African Export-Import Bank v Shebah Exploration and Production Co Ltd
Court of Appeal
Citations:  EWCA Civ 845;  1 WLR 487;  2 All ER 144;  1 All ER (Comm) 535;  2 Lloyd’s Rep 111;  2 CLC 73;  CLY 508.
The claimant was a lender who entered into a loan agreement with the defendants. The first defendant, a company, was the lender. The other two defendants were guarantors for the loan. The claimant’s lawyers based the loan agreement on a standard form contract recommended by the Loan Market Association. The parties made significant modifications to the standard contract in negotiations. The ultimate contract included an exclusion clause which barred the defendants from relying on any defence of set-off. The company failed to pay back the loan, so the claimant began proceedings to recover the money.
The defendants argued that they had a counter-claim for damages against the claimant which they should be allowed to set-off from the outstanding amount of the loan. They argued that the claimant was not entitled to rely on the exclusion clause. This was because, they argued, the clause fell within the scope of s.3 of the Unfair Contract Terms Act 1977 and was void for unreasonableness. The claimant responded that s.3 was not relevant, because it only applies to contracts made on one parties’ ‘written standard terms of business.’ The claimant argued that the loan agreement was not either parties’ standard terms.
- When does a contract constitute ‘written standard terms of business’?
The Court of Appeal held in favour of the claimant. There was no evidence that the loan agreement was made on the claimant’s written standard terms of business. This meant that the defendant was unable to invoke s.3 of UCTA. The exclusion clause therefore barred the defendants from relying on any defence of set-off.

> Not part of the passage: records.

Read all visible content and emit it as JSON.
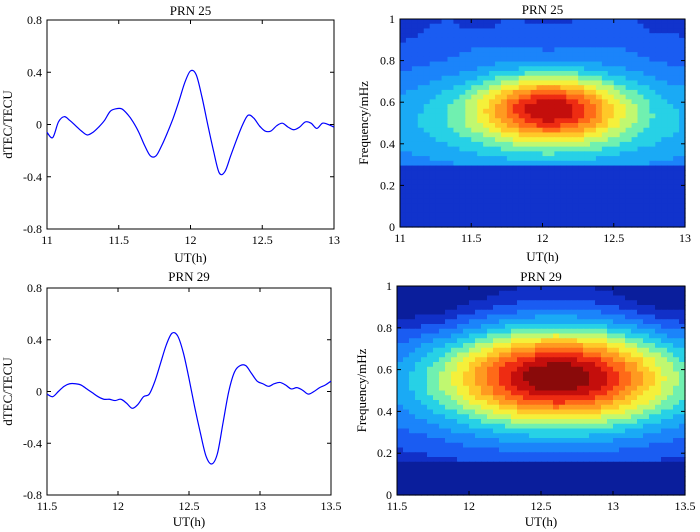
{
  "chart_data": [
    {
      "id": "a",
      "type": "line",
      "title": "PRN 25",
      "xlabel": "UT(h)",
      "ylabel": "dTEC/TECU",
      "xlim": [
        11,
        13
      ],
      "ylim": [
        -0.8,
        0.8
      ],
      "xticks": [
        "11",
        "11.5",
        "12",
        "12.5",
        "13"
      ],
      "xtick_values": [
        11,
        11.5,
        12,
        12.5,
        13
      ],
      "yticks": [
        "-0.8",
        "-0.4",
        "0",
        "0.4",
        "0.8"
      ],
      "ytick_values": [
        -0.8,
        -0.4,
        0,
        0.4,
        0.8
      ],
      "line_color": "#0000ff",
      "series": [
        {
          "name": "dTEC",
          "x": [
            11.0,
            11.04,
            11.08,
            11.12,
            11.16,
            11.2,
            11.24,
            11.28,
            11.32,
            11.36,
            11.4,
            11.44,
            11.48,
            11.52,
            11.56,
            11.6,
            11.64,
            11.68,
            11.72,
            11.76,
            11.8,
            11.84,
            11.88,
            11.92,
            11.96,
            12.0,
            12.04,
            12.08,
            12.12,
            12.16,
            12.2,
            12.24,
            12.28,
            12.32,
            12.36,
            12.4,
            12.44,
            12.48,
            12.52,
            12.56,
            12.6,
            12.64,
            12.68,
            12.72,
            12.76,
            12.8,
            12.84,
            12.88,
            12.92,
            12.96,
            13.0
          ],
          "values": [
            -0.06,
            -0.1,
            0.02,
            0.06,
            0.03,
            -0.01,
            -0.05,
            -0.08,
            -0.06,
            -0.02,
            0.03,
            0.1,
            0.12,
            0.12,
            0.08,
            0.02,
            -0.06,
            -0.16,
            -0.24,
            -0.24,
            -0.16,
            -0.06,
            0.05,
            0.18,
            0.32,
            0.41,
            0.38,
            0.21,
            0.0,
            -0.2,
            -0.37,
            -0.36,
            -0.24,
            -0.12,
            -0.01,
            0.07,
            0.05,
            -0.01,
            -0.05,
            -0.05,
            -0.01,
            0.01,
            -0.02,
            -0.04,
            -0.02,
            0.02,
            0.01,
            -0.03,
            0.01,
            0.0,
            -0.02
          ]
        }
      ]
    },
    {
      "id": "b",
      "type": "heatmap",
      "title": "PRN 25",
      "xlabel": "UT(h)",
      "ylabel": "Frequency/mHz",
      "xlim": [
        11,
        13
      ],
      "ylim": [
        0,
        1
      ],
      "xticks": [
        "11",
        "11.5",
        "12",
        "12.5",
        "13"
      ],
      "xtick_values": [
        11,
        11.5,
        12,
        12.5,
        13
      ],
      "yticks": [
        "0",
        "0.2",
        "0.4",
        "0.6",
        "0.8",
        "1"
      ],
      "ytick_values": [
        0,
        0.2,
        0.4,
        0.6,
        0.8,
        1
      ],
      "levels": [
        "#1133cc",
        "#1a5cf2",
        "#1b84fa",
        "#1aaaf5",
        "#27d1e6",
        "#70f0b0",
        "#c0f870",
        "#f5f03a",
        "#ffc828",
        "#ff9a20",
        "#ff6a18",
        "#ee2c12",
        "#c40e0c"
      ],
      "peaks": [
        {
          "x": 12.05,
          "y": 0.57,
          "sx": 0.35,
          "sy": 0.11,
          "amp": 1.0
        },
        {
          "x": 12.05,
          "y": 0.5,
          "sx": 1.4,
          "sy": 0.23,
          "amp": 0.55
        },
        {
          "x": 11.55,
          "y": 0.95,
          "sx": 0.28,
          "sy": 0.09,
          "amp": 0.12
        },
        {
          "x": 12.55,
          "y": 0.95,
          "sx": 0.28,
          "sy": 0.09,
          "amp": 0.12
        }
      ],
      "floor": {
        "below": 0.3,
        "value": 0.05
      },
      "dips": [
        {
          "x": 11.55,
          "y": 0.98,
          "sx": 0.1,
          "sy": 0.04,
          "depth": 0.12
        },
        {
          "x": 12.8,
          "y": 0.98,
          "sx": 0.08,
          "sy": 0.04,
          "depth": 0.12
        }
      ]
    },
    {
      "id": "c",
      "type": "line",
      "title": "PRN 29",
      "xlabel": "UT(h)",
      "ylabel": "dTEC/TECU",
      "xlim": [
        11.5,
        13.5
      ],
      "ylim": [
        -0.8,
        0.8
      ],
      "xticks": [
        "11.5",
        "12",
        "12.5",
        "13",
        "13.5"
      ],
      "xtick_values": [
        11.5,
        12,
        12.5,
        13,
        13.5
      ],
      "yticks": [
        "-0.8",
        "-0.4",
        "0",
        "0.4",
        "0.8"
      ],
      "ytick_values": [
        -0.8,
        -0.4,
        0,
        0.4,
        0.8
      ],
      "line_color": "#0000ff",
      "series": [
        {
          "name": "dTEC",
          "x": [
            11.5,
            11.54,
            11.58,
            11.62,
            11.66,
            11.7,
            11.74,
            11.78,
            11.82,
            11.86,
            11.9,
            11.94,
            11.98,
            12.02,
            12.06,
            12.1,
            12.14,
            12.18,
            12.22,
            12.26,
            12.3,
            12.34,
            12.38,
            12.42,
            12.46,
            12.5,
            12.54,
            12.58,
            12.62,
            12.66,
            12.7,
            12.74,
            12.78,
            12.82,
            12.86,
            12.9,
            12.94,
            12.98,
            13.02,
            13.06,
            13.1,
            13.14,
            13.18,
            13.22,
            13.26,
            13.3,
            13.34,
            13.38,
            13.42,
            13.46,
            13.5
          ],
          "values": [
            -0.02,
            -0.04,
            0.0,
            0.04,
            0.06,
            0.06,
            0.05,
            0.02,
            -0.01,
            -0.04,
            -0.06,
            -0.06,
            -0.07,
            -0.06,
            -0.09,
            -0.13,
            -0.1,
            -0.04,
            -0.02,
            0.08,
            0.22,
            0.36,
            0.45,
            0.43,
            0.3,
            0.1,
            -0.12,
            -0.32,
            -0.5,
            -0.56,
            -0.48,
            -0.24,
            0.0,
            0.15,
            0.2,
            0.2,
            0.14,
            0.08,
            0.06,
            0.04,
            0.06,
            0.07,
            0.05,
            0.02,
            0.03,
            0.01,
            -0.02,
            0.0,
            0.03,
            0.05,
            0.08
          ]
        }
      ]
    },
    {
      "id": "d",
      "type": "heatmap",
      "title": "PRN 29",
      "xlabel": "UT(h)",
      "ylabel": "Frequency/mHz",
      "xlim": [
        11.5,
        13.5
      ],
      "ylim": [
        0,
        1
      ],
      "xticks": [
        "11.5",
        "12",
        "12.5",
        "13",
        "13.5"
      ],
      "xtick_values": [
        11.5,
        12,
        12.5,
        13,
        13.5
      ],
      "yticks": [
        "0",
        "0.2",
        "0.4",
        "0.6",
        "0.8",
        "1"
      ],
      "ytick_values": [
        0,
        0.2,
        0.4,
        0.6,
        0.8,
        1
      ],
      "levels": [
        "#0a1e9c",
        "#1130c8",
        "#1a5cf2",
        "#1b84fa",
        "#1aaaf5",
        "#27d1e6",
        "#70f0b0",
        "#c0f870",
        "#f5f03a",
        "#ffc828",
        "#ff9a20",
        "#ff6a18",
        "#ee2c12",
        "#c40e0c",
        "#8a0a0a"
      ],
      "peaks": [
        {
          "x": 12.62,
          "y": 0.57,
          "sx": 0.55,
          "sy": 0.16,
          "amp": 1.0
        },
        {
          "x": 12.62,
          "y": 0.5,
          "sx": 1.6,
          "sy": 0.28,
          "amp": 0.35
        }
      ],
      "floor": {
        "below": 0.16,
        "value": 0.02
      },
      "dips": [
        {
          "x": 11.7,
          "y": 0.95,
          "sx": 0.3,
          "sy": 0.12,
          "depth": 0.12
        },
        {
          "x": 13.35,
          "y": 0.95,
          "sx": 0.25,
          "sy": 0.12,
          "depth": 0.1
        }
      ]
    }
  ]
}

This Case is Authority For…
Written terms are ‘standard’ if one party habitually uses them forwards as the basis for that kind of contract, without substantial variations.
It is possible for written terms to remain ‘standard’ even if there is some negotiation between the parties as to specific terms. However, any amendments must essentially leave the standard terms ‘untouched’. For example, the fact that the parties negotiate a price or the quantity of goods will not prevent a contract being on standard terms.
The court noted that the standard terms do not have to have been developed by one of the parties – it is possible for a party to adopt a third-party’s terms as its own standard form contract. However, ‘neutral’ industry model contracts such as the Loan Market Association contract are not automatically written standard terms. There must be cogent evidence that one party habitually uses the model contract without any possibility of significant negotiation or modification.